D’autre part, il anoté à plusieurs reprises : son objectif est de créer un autre standard de beauté. Est-ce pour cela qu’il est défini comme une “icône corporelle” ?
« Si vous êtes une grosse femme noire en Amérique, vous vous retrouvez dans un stéréotype. Ce que je risquais pour la couleur de ma peau, m’a expliqué mon père dès mon plus jeune âge. Il ne voulait pas me faire peur, mais ici, les parents ont la responsabilité de dire à leurs enfants ce qu’ils risquent. Nous savons comment certaines Amériques traitent les Noirs, et si ce sont des femmes, c’est encore pire. Au lieu de cela, j’ai appris par moi-même à quel point les personnes grasses sont discriminées. Ici, le mien est un défi à tout cela. Personne n’a plus besoin de souffrir ce que j’ai subi. Mais le changement commence par nous. De l’extérieur, ils peuvent nous blesser, mais la mortification commence dans notre tête : nous nous réveillons en haïssant notre propre corps. Mes chansons sont une invitation à changer de perspective. On est toutes belles et sexy quand on décide de l’être ».

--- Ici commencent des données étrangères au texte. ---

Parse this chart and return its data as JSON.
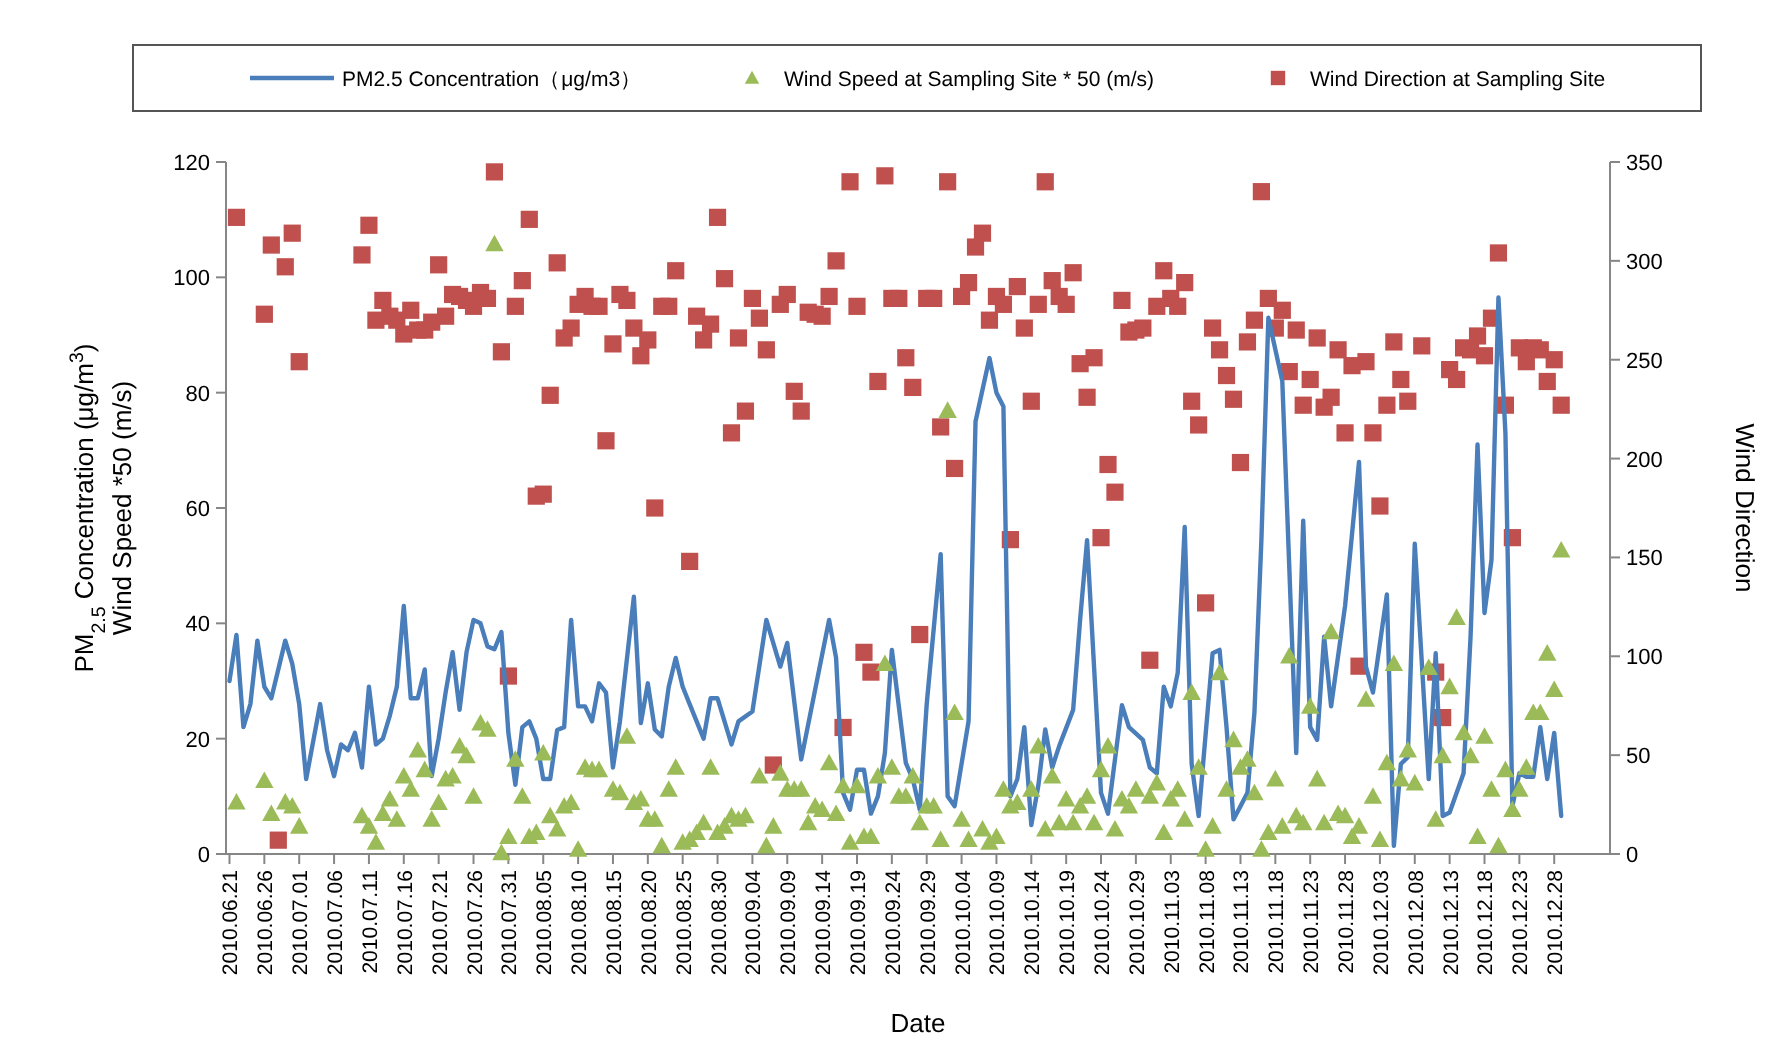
{
  "chart_data": {
    "type": "line",
    "xlabel": "Date",
    "ylabel": "PM$_{2.5}$ Concentration (μg/m$^{3}$)\nWind Speed *50 (m/s)",
    "y2label": "Wind Direction",
    "legend": "top",
    "grid": false,
    "xlim": [
      "2010-06-20T12:00",
      "2011-01-05"
    ],
    "xticks": [
      {
        "value": "2010-06-21",
        "label": "2010.06.21"
      },
      {
        "value": "2010-06-26",
        "label": "2010.06.26"
      },
      {
        "value": "2010-07-01",
        "label": "2010.07.01"
      },
      {
        "value": "2010-07-06",
        "label": "2010.07.06"
      },
      {
        "value": "2010-07-11",
        "label": "2010.07.11"
      },
      {
        "value": "2010-07-16",
        "label": "2010.07.16"
      },
      {
        "value": "2010-07-21",
        "label": "2010.07.21"
      },
      {
        "value": "2010-07-26",
        "label": "2010.07.26"
      },
      {
        "value": "2010-07-31",
        "label": "2010.07.31"
      },
      {
        "value": "2010-08-05",
        "label": "2010.08.05"
      },
      {
        "value": "2010-08-10",
        "label": "2010.08.10"
      },
      {
        "value": "2010-08-15",
        "label": "2010.08.15"
      },
      {
        "value": "2010-08-20",
        "label": "2010.08.20"
      },
      {
        "value": "2010-08-25",
        "label": "2010.08.25"
      },
      {
        "value": "2010-08-30",
        "label": "2010.08.30"
      },
      {
        "value": "2010-09-04",
        "label": "2010.09.04"
      },
      {
        "value": "2010-09-09",
        "label": "2010.09.09"
      },
      {
        "value": "2010-09-14",
        "label": "2010.09.14"
      },
      {
        "value": "2010-09-19",
        "label": "2010.09.19"
      },
      {
        "value": "2010-09-24",
        "label": "2010.09.24"
      },
      {
        "value": "2010-09-29",
        "label": "2010.09.29"
      },
      {
        "value": "2010-10-04",
        "label": "2010.10.04"
      },
      {
        "value": "2010-10-09",
        "label": "2010.10.09"
      },
      {
        "value": "2010-10-14",
        "label": "2010.10.14"
      },
      {
        "value": "2010-10-19",
        "label": "2010.10.19"
      },
      {
        "value": "2010-10-24",
        "label": "2010.10.24"
      },
      {
        "value": "2010-10-29",
        "label": "2010.10.29"
      },
      {
        "value": "2010-11-03",
        "label": "2010.11.03"
      },
      {
        "value": "2010-11-08",
        "label": "2010.11.08"
      },
      {
        "value": "2010-11-13",
        "label": "2010.11.13"
      },
      {
        "value": "2010-11-18",
        "label": "2010.11.18"
      },
      {
        "value": "2010-11-23",
        "label": "2010.11.23"
      },
      {
        "value": "2010-11-28",
        "label": "2010.11.28"
      },
      {
        "value": "2010-12-03",
        "label": "2010.12.03"
      },
      {
        "value": "2010-12-08",
        "label": "2010.12.08"
      },
      {
        "value": "2010-12-13",
        "label": "2010.12.13"
      },
      {
        "value": "2010-12-18",
        "label": "2010.12.18"
      },
      {
        "value": "2010-12-23",
        "label": "2010.12.23"
      },
      {
        "value": "2010-12-28",
        "label": "2010.12.28"
      }
    ],
    "ylim": [
      0,
      120
    ],
    "yticks": [
      0,
      20,
      40,
      60,
      80,
      100,
      120
    ],
    "y2lim": [
      0,
      350
    ],
    "y2ticks": [
      0,
      50,
      100,
      150,
      200,
      250,
      300,
      350
    ],
    "series": [
      {
        "name": "PM2.5 Concentration（μg/m3）",
        "marker": "none",
        "line_style": "solid",
        "color": "#4a7ebb",
        "x": [
          "2010-06-21",
          "2010-06-22",
          "2010-06-23",
          "2010-06-24",
          "2010-06-25",
          "2010-06-26",
          "2010-06-27",
          "2010-06-29",
          "2010-06-30",
          "2010-07-01",
          "2010-07-02",
          "2010-07-04",
          "2010-07-05",
          "2010-07-06",
          "2010-07-07",
          "2010-07-08",
          "2010-07-09",
          "2010-07-10",
          "2010-07-11",
          "2010-07-12",
          "2010-07-13",
          "2010-07-14",
          "2010-07-15",
          "2010-07-16",
          "2010-07-17",
          "2010-07-18",
          "2010-07-19",
          "2010-07-20",
          "2010-07-21",
          "2010-07-22",
          "2010-07-23",
          "2010-07-24",
          "2010-07-25",
          "2010-07-26",
          "2010-07-27",
          "2010-07-28",
          "2010-07-29",
          "2010-07-30",
          "2010-07-31",
          "2010-08-01",
          "2010-08-02",
          "2010-08-03",
          "2010-08-04",
          "2010-08-05",
          "2010-08-06",
          "2010-08-07",
          "2010-08-08",
          "2010-08-09",
          "2010-08-10",
          "2010-08-11",
          "2010-08-12",
          "2010-08-13",
          "2010-08-14",
          "2010-08-15",
          "2010-08-16",
          "2010-08-18",
          "2010-08-19",
          "2010-08-20",
          "2010-08-21",
          "2010-08-22",
          "2010-08-23",
          "2010-08-24",
          "2010-08-25",
          "2010-08-26",
          "2010-08-28",
          "2010-08-29",
          "2010-08-30",
          "2010-09-01",
          "2010-09-02",
          "2010-09-04",
          "2010-09-06",
          "2010-09-08",
          "2010-09-09",
          "2010-09-11",
          "2010-09-15",
          "2010-09-16",
          "2010-09-17",
          "2010-09-18",
          "2010-09-19",
          "2010-09-20",
          "2010-09-21",
          "2010-09-22",
          "2010-09-23",
          "2010-09-24",
          "2010-09-26",
          "2010-09-27",
          "2010-09-28",
          "2010-09-29",
          "2010-10-01",
          "2010-10-02",
          "2010-10-03",
          "2010-10-05",
          "2010-10-06",
          "2010-10-08",
          "2010-10-09",
          "2010-10-10",
          "2010-10-11",
          "2010-10-12",
          "2010-10-13",
          "2010-10-14",
          "2010-10-15",
          "2010-10-16",
          "2010-10-17",
          "2010-10-18",
          "2010-10-20",
          "2010-10-21",
          "2010-10-22",
          "2010-10-24",
          "2010-10-25",
          "2010-10-27",
          "2010-10-28",
          "2010-10-30",
          "2010-10-31",
          "2010-11-01",
          "2010-11-02",
          "2010-11-03",
          "2010-11-04",
          "2010-11-05",
          "2010-11-06",
          "2010-11-07",
          "2010-11-09",
          "2010-11-10",
          "2010-11-11",
          "2010-11-12",
          "2010-11-14",
          "2010-11-15",
          "2010-11-16",
          "2010-11-17",
          "2010-11-19",
          "2010-11-21",
          "2010-11-22",
          "2010-11-23",
          "2010-11-24",
          "2010-11-25",
          "2010-11-26",
          "2010-11-28",
          "2010-11-30",
          "2010-12-01",
          "2010-12-02",
          "2010-12-04",
          "2010-12-05",
          "2010-12-06",
          "2010-12-07",
          "2010-12-08",
          "2010-12-10",
          "2010-12-11",
          "2010-12-12",
          "2010-12-13",
          "2010-12-15",
          "2010-12-16",
          "2010-12-17",
          "2010-12-18",
          "2010-12-19",
          "2010-12-20",
          "2010-12-21",
          "2010-12-22",
          "2010-12-23",
          "2010-12-24",
          "2010-12-25",
          "2010-12-26",
          "2010-12-27",
          "2010-12-28",
          "2010-12-29"
        ],
        "values": [
          30,
          38,
          22,
          26,
          37,
          29,
          27,
          37,
          33,
          26,
          13,
          26,
          18,
          13.5,
          19,
          18,
          21,
          15,
          29,
          19,
          20,
          24,
          29,
          43,
          27,
          27,
          32,
          13.5,
          20,
          28,
          35,
          25,
          35,
          40.6,
          40,
          36,
          35.5,
          38.5,
          21,
          12,
          22,
          23,
          20,
          13,
          13,
          21.5,
          22,
          40.6,
          25.6,
          25.6,
          23,
          29.6,
          28,
          15,
          23,
          44.6,
          22.7,
          29.6,
          21.6,
          20.4,
          29,
          34,
          29,
          26,
          20,
          27,
          27,
          19,
          23,
          24.7,
          40.6,
          32.5,
          36.6,
          16.4,
          40.6,
          34,
          10.6,
          7.7,
          14.6,
          14.6,
          7,
          10,
          17.5,
          35.4,
          15.8,
          13,
          7.7,
          26,
          52,
          10,
          8.3,
          23,
          75,
          86,
          80,
          77.6,
          10,
          13,
          22,
          5,
          11.8,
          21.6,
          15,
          18.7,
          25,
          40.6,
          54.4,
          10.6,
          7,
          25.8,
          22,
          19.8,
          15,
          14,
          29,
          25.6,
          31.4,
          56.7,
          15.6,
          6.6,
          34.8,
          35.4,
          22,
          6,
          10.6,
          24.5,
          54.4,
          93,
          82,
          17.5,
          57.8,
          22,
          19.8,
          37.7,
          25.6,
          43,
          68,
          32.5,
          28,
          45,
          1.4,
          15.6,
          16.8,
          53.8,
          13,
          34.8,
          6.6,
          7.2,
          14,
          37.7,
          71,
          41.8,
          51,
          96.5,
          73,
          8.3,
          14,
          13.4,
          13.4,
          22,
          13,
          21,
          6.6
        ]
      },
      {
        "name": "Wind Speed at Sampling Site * 50 (m/s)",
        "type": "scatter",
        "marker": "triangle",
        "color": "#9bbb59",
        "x": [
          "2010-06-22",
          "2010-06-26",
          "2010-06-27",
          "2010-06-29",
          "2010-06-30",
          "2010-07-01",
          "2010-07-10",
          "2010-07-11",
          "2010-07-12",
          "2010-07-13",
          "2010-07-14",
          "2010-07-15",
          "2010-07-16",
          "2010-07-17",
          "2010-07-18",
          "2010-07-19",
          "2010-07-20",
          "2010-07-21",
          "2010-07-22",
          "2010-07-23",
          "2010-07-24",
          "2010-07-25",
          "2010-07-26",
          "2010-07-27",
          "2010-07-28",
          "2010-07-29",
          "2010-07-30",
          "2010-07-31",
          "2010-08-01",
          "2010-08-02",
          "2010-08-03",
          "2010-08-04",
          "2010-08-05",
          "2010-08-06",
          "2010-08-07",
          "2010-08-08",
          "2010-08-09",
          "2010-08-10",
          "2010-08-11",
          "2010-08-12",
          "2010-08-13",
          "2010-08-15",
          "2010-08-16",
          "2010-08-17",
          "2010-08-18",
          "2010-08-19",
          "2010-08-20",
          "2010-08-21",
          "2010-08-22",
          "2010-08-23",
          "2010-08-24",
          "2010-08-25",
          "2010-08-26",
          "2010-08-27",
          "2010-08-28",
          "2010-08-29",
          "2010-08-30",
          "2010-08-31",
          "2010-09-01",
          "2010-09-02",
          "2010-09-03",
          "2010-09-05",
          "2010-09-06",
          "2010-09-07",
          "2010-09-08",
          "2010-09-09",
          "2010-09-10",
          "2010-09-11",
          "2010-09-12",
          "2010-09-13",
          "2010-09-14",
          "2010-09-15",
          "2010-09-16",
          "2010-09-17",
          "2010-09-18",
          "2010-09-19",
          "2010-09-20",
          "2010-09-21",
          "2010-09-22",
          "2010-09-23",
          "2010-09-24",
          "2010-09-25",
          "2010-09-26",
          "2010-09-27",
          "2010-09-28",
          "2010-09-29",
          "2010-09-30",
          "2010-10-01",
          "2010-10-02",
          "2010-10-03",
          "2010-10-04",
          "2010-10-05",
          "2010-10-07",
          "2010-10-08",
          "2010-10-09",
          "2010-10-10",
          "2010-10-11",
          "2010-10-12",
          "2010-10-14",
          "2010-10-15",
          "2010-10-16",
          "2010-10-17",
          "2010-10-18",
          "2010-10-19",
          "2010-10-20",
          "2010-10-21",
          "2010-10-22",
          "2010-10-23",
          "2010-10-24",
          "2010-10-25",
          "2010-10-26",
          "2010-10-27",
          "2010-10-28",
          "2010-10-29",
          "2010-10-31",
          "2010-11-01",
          "2010-11-02",
          "2010-11-03",
          "2010-11-04",
          "2010-11-05",
          "2010-11-06",
          "2010-11-07",
          "2010-11-08",
          "2010-11-09",
          "2010-11-10",
          "2010-11-11",
          "2010-11-12",
          "2010-11-13",
          "2010-11-14",
          "2010-11-15",
          "2010-11-16",
          "2010-11-17",
          "2010-11-18",
          "2010-11-19",
          "2010-11-20",
          "2010-11-21",
          "2010-11-22",
          "2010-11-23",
          "2010-11-24",
          "2010-11-25",
          "2010-11-26",
          "2010-11-27",
          "2010-11-28",
          "2010-11-29",
          "2010-11-30",
          "2010-12-01",
          "2010-12-02",
          "2010-12-03",
          "2010-12-04",
          "2010-12-05",
          "2010-12-06",
          "2010-12-07",
          "2010-12-08",
          "2010-12-10",
          "2010-12-11",
          "2010-12-12",
          "2010-12-13",
          "2010-12-14",
          "2010-12-15",
          "2010-12-16",
          "2010-12-17",
          "2010-12-18",
          "2010-12-19",
          "2010-12-20",
          "2010-12-21",
          "2010-12-22",
          "2010-12-23",
          "2010-12-24",
          "2010-12-25",
          "2010-12-26",
          "2010-12-27",
          "2010-12-28",
          "2010-12-29"
        ],
        "values": [
          9,
          12.7,
          7,
          9,
          8.3,
          4.8,
          6.6,
          4.8,
          2,
          7,
          9.5,
          6,
          13.5,
          11.2,
          18,
          14.6,
          6,
          8.9,
          13,
          13.5,
          18.7,
          17,
          10,
          22.7,
          21.6,
          105.8,
          0.2,
          3,
          16.4,
          10,
          3,
          3.7,
          17.5,
          6.6,
          4.3,
          8.3,
          8.9,
          0.8,
          15,
          14.6,
          14.6,
          11.2,
          10.6,
          20.4,
          8.9,
          9.5,
          6,
          6,
          1.4,
          11.2,
          15,
          2,
          2.5,
          3.7,
          5.4,
          15,
          3.7,
          4.8,
          6.6,
          6,
          6.6,
          13.5,
          1.4,
          4.8,
          14,
          11.2,
          11.2,
          11.2,
          5.4,
          8.3,
          7.7,
          15.8,
          7,
          11.8,
          2,
          11.8,
          3,
          3,
          13.5,
          33,
          15,
          10,
          10,
          13.5,
          5.4,
          8.3,
          8.3,
          2.5,
          76.9,
          24.5,
          6,
          2.5,
          4.3,
          2,
          3,
          11.2,
          8.3,
          8.9,
          11.2,
          18.7,
          4.3,
          13.5,
          5.4,
          9.5,
          5.4,
          8.3,
          10,
          5.4,
          14.6,
          18.7,
          4.3,
          9.5,
          8.3,
          11.2,
          10,
          12.3,
          3.7,
          9.5,
          11.2,
          6,
          28,
          15,
          0.8,
          4.8,
          31.4,
          11.2,
          19.8,
          15,
          16.4,
          10.6,
          0.8,
          3.7,
          13,
          4.8,
          34.3,
          6.6,
          5.4,
          25.6,
          13,
          5.4,
          38.5,
          7,
          6.6,
          3,
          4.8,
          26.8,
          10,
          2.5,
          15.8,
          33,
          13,
          18,
          12.3,
          32.3,
          6,
          17,
          29,
          41,
          21,
          17,
          3,
          20.4,
          11.2,
          1.4,
          14.6,
          7.7,
          11.2,
          15,
          24.5,
          24.5,
          34.8,
          28.5,
          52.7
        ]
      },
      {
        "name": "Wind Direction at Sampling Site",
        "type": "scatter",
        "marker": "square",
        "axis": "y2",
        "color": "#c0504d",
        "x": [
          "2010-06-22",
          "2010-06-26",
          "2010-06-27",
          "2010-06-28",
          "2010-06-29",
          "2010-06-30",
          "2010-07-01",
          "2010-07-10",
          "2010-07-11",
          "2010-07-12",
          "2010-07-13",
          "2010-07-14",
          "2010-07-15",
          "2010-07-16",
          "2010-07-17",
          "2010-07-18",
          "2010-07-19",
          "2010-07-20",
          "2010-07-21",
          "2010-07-22",
          "2010-07-23",
          "2010-07-24",
          "2010-07-25",
          "2010-07-26",
          "2010-07-27",
          "2010-07-28",
          "2010-07-29",
          "2010-07-30",
          "2010-07-31",
          "2010-08-01",
          "2010-08-02",
          "2010-08-03",
          "2010-08-04",
          "2010-08-05",
          "2010-08-06",
          "2010-08-07",
          "2010-08-08",
          "2010-08-09",
          "2010-08-10",
          "2010-08-11",
          "2010-08-12",
          "2010-08-13",
          "2010-08-14",
          "2010-08-15",
          "2010-08-16",
          "2010-08-17",
          "2010-08-18",
          "2010-08-19",
          "2010-08-20",
          "2010-08-21",
          "2010-08-22",
          "2010-08-23",
          "2010-08-24",
          "2010-08-26",
          "2010-08-27",
          "2010-08-28",
          "2010-08-29",
          "2010-08-30",
          "2010-08-31",
          "2010-09-01",
          "2010-09-02",
          "2010-09-03",
          "2010-09-04",
          "2010-09-05",
          "2010-09-06",
          "2010-09-07",
          "2010-09-08",
          "2010-09-09",
          "2010-09-10",
          "2010-09-11",
          "2010-09-12",
          "2010-09-13",
          "2010-09-14",
          "2010-09-15",
          "2010-09-16",
          "2010-09-17",
          "2010-09-18",
          "2010-09-19",
          "2010-09-20",
          "2010-09-21",
          "2010-09-22",
          "2010-09-23",
          "2010-09-24",
          "2010-09-25",
          "2010-09-26",
          "2010-09-27",
          "2010-09-28",
          "2010-09-29",
          "2010-09-30",
          "2010-10-01",
          "2010-10-02",
          "2010-10-03",
          "2010-10-04",
          "2010-10-05",
          "2010-10-06",
          "2010-10-07",
          "2010-10-08",
          "2010-10-09",
          "2010-10-10",
          "2010-10-11",
          "2010-10-12",
          "2010-10-13",
          "2010-10-14",
          "2010-10-15",
          "2010-10-16",
          "2010-10-17",
          "2010-10-18",
          "2010-10-19",
          "2010-10-20",
          "2010-10-21",
          "2010-10-22",
          "2010-10-23",
          "2010-10-24",
          "2010-10-25",
          "2010-10-26",
          "2010-10-27",
          "2010-10-28",
          "2010-10-29",
          "2010-10-30",
          "2010-10-31",
          "2010-11-01",
          "2010-11-02",
          "2010-11-03",
          "2010-11-04",
          "2010-11-05",
          "2010-11-06",
          "2010-11-07",
          "2010-11-08",
          "2010-11-09",
          "2010-11-10",
          "2010-11-11",
          "2010-11-12",
          "2010-11-13",
          "2010-11-14",
          "2010-11-15",
          "2010-11-16",
          "2010-11-17",
          "2010-11-18",
          "2010-11-19",
          "2010-11-20",
          "2010-11-21",
          "2010-11-22",
          "2010-11-23",
          "2010-11-24",
          "2010-11-25",
          "2010-11-26",
          "2010-11-27",
          "2010-11-28",
          "2010-11-29",
          "2010-11-30",
          "2010-12-01",
          "2010-12-02",
          "2010-12-03",
          "2010-12-04",
          "2010-12-05",
          "2010-12-06",
          "2010-12-07",
          "2010-12-09",
          "2010-12-11",
          "2010-12-12",
          "2010-12-13",
          "2010-12-14",
          "2010-12-15",
          "2010-12-16",
          "2010-12-17",
          "2010-12-18",
          "2010-12-19",
          "2010-12-20",
          "2010-12-21",
          "2010-12-22",
          "2010-12-23",
          "2010-12-24",
          "2010-12-25",
          "2010-12-26",
          "2010-12-27",
          "2010-12-28",
          "2010-12-29"
        ],
        "values": [
          322,
          273,
          308,
          7,
          297,
          314,
          249,
          303,
          318,
          270,
          280,
          272,
          270,
          263,
          275,
          265,
          265,
          269,
          298,
          272,
          283,
          282,
          280,
          277,
          284,
          281,
          345,
          254,
          90,
          277,
          290,
          321,
          181,
          182,
          232,
          299,
          261,
          266,
          278,
          282,
          277,
          277,
          209,
          258,
          283,
          280,
          266,
          252,
          260,
          175,
          277,
          277,
          295,
          148,
          272,
          260,
          268,
          322,
          291,
          213,
          261,
          224,
          281,
          271,
          255,
          45,
          278,
          283,
          234,
          224,
          274,
          273,
          272,
          282,
          300,
          64,
          340,
          277,
          102,
          92,
          239,
          343,
          281,
          281,
          251,
          236,
          111,
          281,
          281,
          216,
          340,
          195,
          282,
          289,
          307,
          314,
          270,
          282,
          278,
          159,
          287,
          266,
          229,
          278,
          340,
          290,
          282,
          278,
          294,
          248,
          231,
          251,
          160,
          197,
          183,
          280,
          264,
          265,
          266,
          98,
          277,
          295,
          281,
          277,
          289,
          229,
          217,
          127,
          266,
          255,
          242,
          230,
          198,
          259,
          270,
          335,
          281,
          266,
          275,
          244,
          265,
          227,
          240,
          261,
          226,
          231,
          255,
          213,
          247,
          95,
          249,
          213,
          176,
          227,
          259,
          240,
          229,
          257,
          92,
          69,
          245,
          240,
          256,
          255,
          262,
          252,
          271,
          304,
          227,
          160,
          256,
          249,
          256,
          255,
          239,
          250,
          227
        ]
      }
    ]
  }
}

Est-ce pour cela que vous avez lancé une ligne de robes et de lingerie atteignant le 6XL ?
« J’ai toujours eu du mal à trouver des vêtements qui s’adaptent à mon corps, agréables et confortables. Quand j’ai trouvé quelqu’un qui croyait suffisamment en moi pour investir dans ce que je rêvais de porter, j’ai adoré développer mes idées. Égoïstement, j’ai créé principalement pour moi-même : sachant que je l’ai fait pour beaucoup comme je l’ai fait. Enfin j’ai un placard plein de choses à porter partout : dans la rue, sur scène, en discothèque. C’est comme porter ma musique.”

Il a également réalisé une émission de télé-réalité consacrée au body positive : Attention aux gros grrrlsDéfini par New York Times “La grande actualité de la scène télévisuelle actuelle”.
«J’aime les émissions de téléréalité classiques, qui sont toutes des drames et des combats. Ils sont un plaisir interdit. Mais avec mon emploi du temps, je voulais surtout trouver des danseurs qui me ressemblaient pour ma prochaine tournée. Oui, des danseurs potelés. Ce qui est incroyable, c’est que certaines des filles qui ont été éliminées ont également rejoint ma troupe de danse. Parce qu’une fois rentrés chez eux, ils ont travaillé dur et je leur ai donné une chance. La leçon est que même si vous perdez, en travaillant sur vous-même, vous pouvez obtenir ce que vous voulez.”

Vers la revue Variété il a dit que ce n’était que le début et qu’il avait d’autres idées pour la télévision. Mettez-vous votre carrière musicale de côté ?
« Ces 10 dernières années ont été un rêve : des albums joyeux, des shows très populaires, des tenues incroyables, j’ai même chanté au Madison Square Garden, la scène la plus convoitée. J’ai beaucoup d’idées pour l’avenir et elles vont dans tous les sens, pas celle que je vais faire. Mais je continuerai à poursuivre des rêves de plus en plus grands ».

Le plus grand?
« J’en vis. Je ne m’occupe que de ma famille avec ma musique et j’écris des chansons que le monde entier chante ».